In an age of electronics, a lot of information is online, but a hard copy of the NACS Show Program and Directory is also helpful.
“Before hitting the expo, review the layout of booth space at NACS Connect online and prepare your own personalized map,” Hubbard said. “If you don’t do that, then at least grab a map at the convention and mark the ‘must see’ booths. I do caution against just hitting the ‘must see’ booths though. So often it’s the new finds, the things we’ve never seen that can be the one idea that changes your business.”
Because the exhibit hall is large, dividing it into smaller areas can also help, although show veterans do it in different ways.
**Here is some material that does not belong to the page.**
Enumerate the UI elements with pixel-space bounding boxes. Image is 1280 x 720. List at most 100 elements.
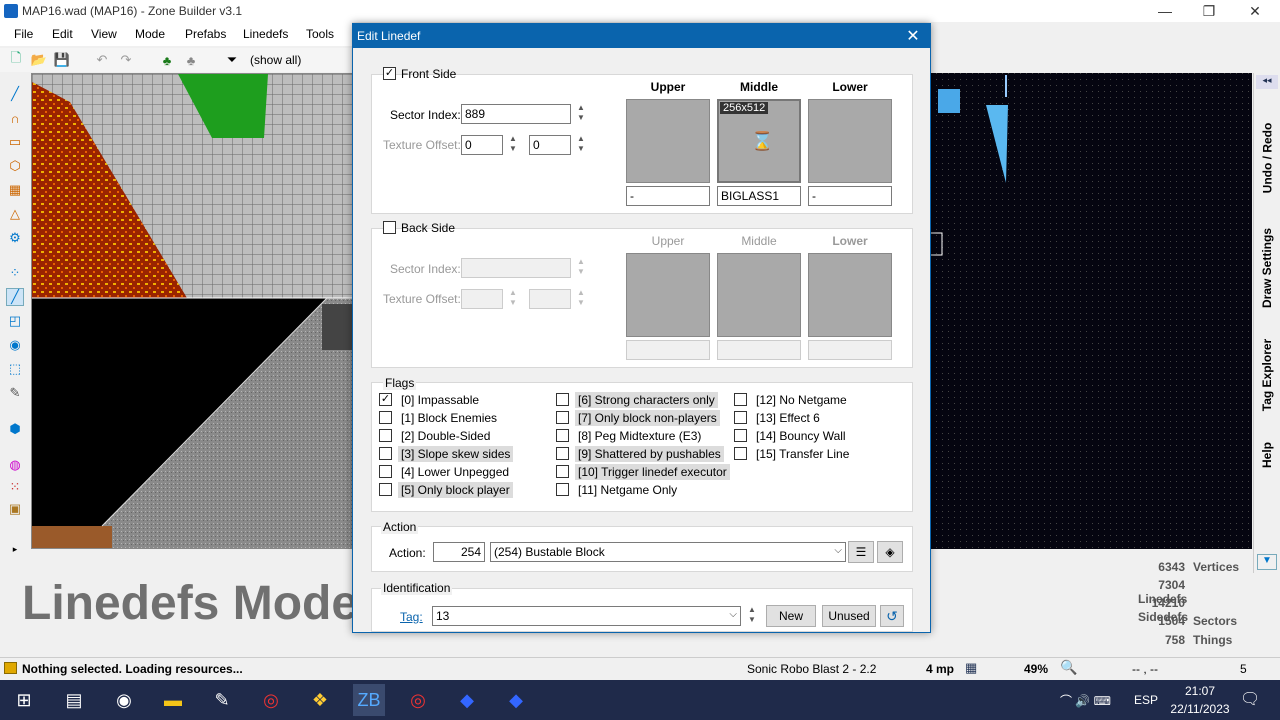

Hubbard said, “I usually start the day in the back corner and take the Show in sections. The next day I’ll start in a different section and always pick up the ‘must see’ ones along the way, too.”
Parker said, “It helps to segregate things into areas so you approach it in a logical fashion. I go online, but I like to look at things on paper. I get that big map of the floor and say ‘candy is here, technology is here.’”
Ricker said, “If you are a single-store operator, you can’t see the entire Show at the level you want, but you really need to see certain products. The way the Show is laid out, it is put together in segments, which makes it better to see certain areas.”
“Partner with people you know, then talk to them about what they are finding,” Parker said. “Pretty much everyone in the industry has other buddies in the industry they respect. We are constantly calling and texting each other to say ‘I found a new coffee program’ or ‘I just found a new cold sandwich case.’ Sharing cool ideas helps.”